Ask HN: Best practices for technical SEO for domains with more than 100k pages?

3 points by brntsllvn 2 months ago

By "technical SEO" I mean SEO problems that require software development.

What's special about domains with 100,000+ pages (e.g. niche search engines and large e-commerce sites) is that most basic SEO advice is necessary but far from sufficient.

I'm on a project with 1,000,000 pages and only about 50,000 are indexed. My "crawl budget" is absolutely small, but relatively large. How do I make sure the "right" content gets indexed? How does Google even define "right"?

I seem to be writing a lot of code to answer basic question like "which of my 1,000,000 pages are indexed?" and "which pages should I be actively seeking to index and de-index?"

If you work on "technical SEO" for something like Stack Overflow or Amazon I'd love to learn from you.

And if these are the wrong questions to ask, I'd especially like to learn from you.

vgeek 2 months ago

I'm curious to hear other people's takes on this, too.

How unique is the content on each page? What do the crawled and not indexed vs discovered not crawled ratios look like relative to indexed pages? What does linking to the detail pages look like (category pages, similar items)? How much authority do category pages have in terms of backlinks? Page speed issues-- in GSC, can you manage average download time <100ms (makes a huge difference)?

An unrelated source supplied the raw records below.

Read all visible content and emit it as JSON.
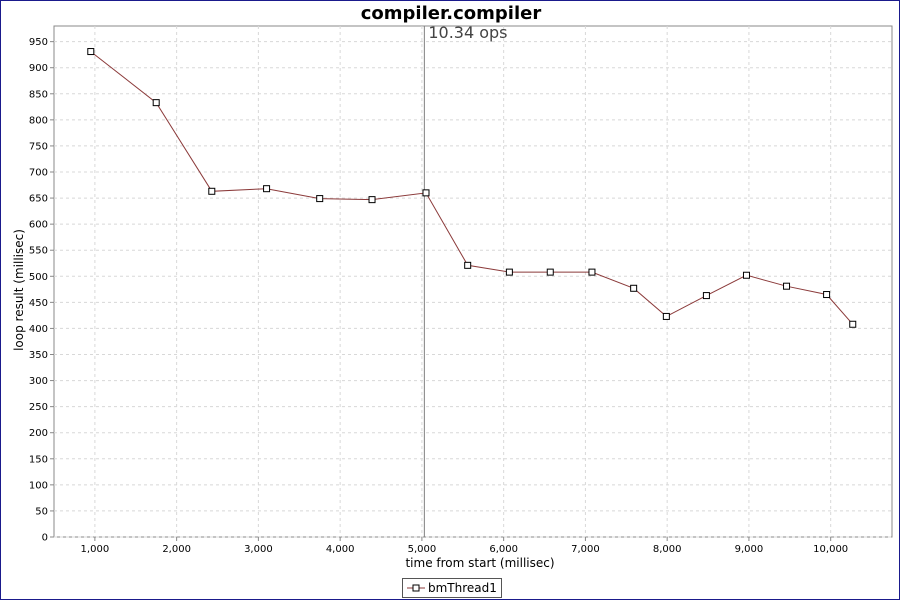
{
  "chart_data": {
    "type": "line",
    "title": "compiler.compiler",
    "xlabel": "time from start (millisec)",
    "ylabel": "loop result (millisec)",
    "xlim": [
      500,
      10750
    ],
    "ylim": [
      0,
      980
    ],
    "x_ticks": [
      "1,000",
      "2,000",
      "3,000",
      "4,000",
      "5,000",
      "6,000",
      "7,000",
      "8,000",
      "9,000",
      "10,000"
    ],
    "y_ticks": [
      "0",
      "50",
      "100",
      "150",
      "200",
      "250",
      "300",
      "350",
      "400",
      "450",
      "500",
      "550",
      "600",
      "650",
      "700",
      "750",
      "800",
      "850",
      "900",
      "950"
    ],
    "grid": true,
    "legend_position": "bottom",
    "annotation": {
      "text": "10.34 ops",
      "x": 5030
    },
    "series": [
      {
        "name": "bmThread1",
        "color": "#8b3a3a",
        "marker": "square",
        "x": [
          950,
          1750,
          2430,
          3100,
          3750,
          4390,
          5050,
          5560,
          6070,
          6570,
          7080,
          7590,
          7990,
          8480,
          8970,
          9460,
          9950,
          10270
        ],
        "y": [
          931,
          833,
          663,
          668,
          649,
          647,
          660,
          521,
          508,
          508,
          508,
          477,
          423,
          463,
          502,
          481,
          465,
          408
        ]
      }
    ]
  }
}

Noindexing may help-- if you just initially handle that based on page content uniqueness and/or presumed MSV potential for the page. Otherwise, based on your language, can you request a quota increase from the 200/day notifications for the Indexing API?

If you like reading about the topic, maybe head to BHW forums (very poor SNR, though) and read about what some of the more unscrupulous people are doing to index MM+ pages/mo and extract some of the less-risky strategies (e.g. don't abuse the news/job posting APIs to get spam content indexed).

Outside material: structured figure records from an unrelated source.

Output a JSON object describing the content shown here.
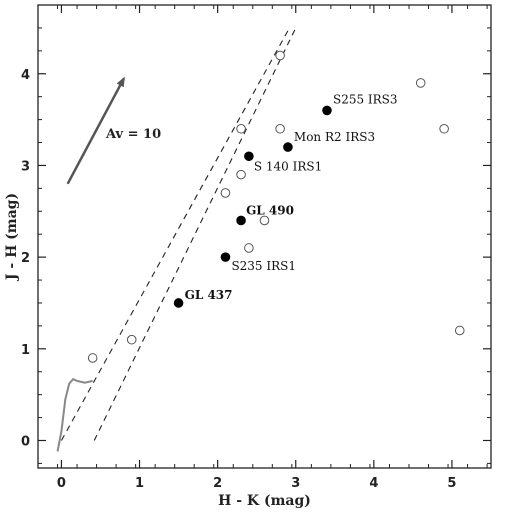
{
  "chart_data": {
    "type": "scatter",
    "xlabel": "H - K (mag)",
    "ylabel": "J - H (mag)",
    "xlim": [
      -0.3,
      5.5
    ],
    "ylim": [
      -0.3,
      4.75
    ],
    "x_ticks": [
      0,
      1,
      2,
      3,
      4,
      5
    ],
    "y_ticks": [
      0,
      1,
      2,
      3,
      4
    ],
    "grid": false,
    "series": [
      {
        "marker": "filled-circle",
        "points": [
          {
            "x": 1.5,
            "y": 1.5,
            "label": "GL 437"
          },
          {
            "x": 2.1,
            "y": 2.0,
            "label": "S235 IRS1"
          },
          {
            "x": 2.3,
            "y": 2.4,
            "label": "GL 490"
          },
          {
            "x": 2.4,
            "y": 3.1,
            "label": "S 140 IRS1"
          },
          {
            "x": 2.9,
            "y": 3.2,
            "label": "Mon R2 IRS3"
          },
          {
            "x": 3.4,
            "y": 3.6,
            "label": "S255 IRS3"
          }
        ]
      },
      {
        "marker": "open-circle",
        "points": [
          {
            "x": 0.4,
            "y": 0.9
          },
          {
            "x": 0.9,
            "y": 1.1
          },
          {
            "x": 2.1,
            "y": 2.7
          },
          {
            "x": 2.3,
            "y": 2.9
          },
          {
            "x": 2.3,
            "y": 3.4
          },
          {
            "x": 2.4,
            "y": 2.1
          },
          {
            "x": 2.6,
            "y": 2.4
          },
          {
            "x": 2.8,
            "y": 3.4
          },
          {
            "x": 2.8,
            "y": 4.2
          },
          {
            "x": 4.6,
            "y": 3.9
          },
          {
            "x": 4.9,
            "y": 3.4
          },
          {
            "x": 5.1,
            "y": 1.2
          }
        ]
      }
    ],
    "reddening_lines": [
      {
        "style": "dashed",
        "from": [
          0.0,
          0.0
        ],
        "to": [
          2.92,
          4.5
        ]
      },
      {
        "style": "dashed",
        "from": [
          0.42,
          0.0
        ],
        "to": [
          3.0,
          4.5
        ]
      }
    ],
    "intrinsic_locus": {
      "style": "solid-gray",
      "points": [
        [
          -0.05,
          -0.12
        ],
        [
          0.0,
          0.1
        ],
        [
          0.05,
          0.45
        ],
        [
          0.1,
          0.62
        ],
        [
          0.15,
          0.67
        ],
        [
          0.2,
          0.65
        ],
        [
          0.3,
          0.63
        ],
        [
          0.4,
          0.65
        ]
      ]
    },
    "reddening_vector": {
      "label": "Av = 10",
      "from": [
        0.08,
        2.8
      ],
      "to": [
        0.8,
        3.95
      ]
    }
  }
}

As additional commentary, the last 2-3 months have been chaos in terms of algo updates. There was essentially a 30 day period where Googlebot all but disappeared for most sites, then the two HCUs and other random updates tossed in for good measure, stacked with desktop infinite scroll and the switch to mobile first indexing. I can't remember as many changes happening in a single quarter in over 15 years of being SEO or SEO adjacent.

  • brntsllvn 2 months ago

    We made the (bad?) choice to move everything to AMP based on suggestion from SEMRush. This appears to have helped because everything loads very very fast (definitely achievable without AMP, but we wanted to test the migration effort and impact on indexing). The immediate impact was a 20% bump in indexed pages.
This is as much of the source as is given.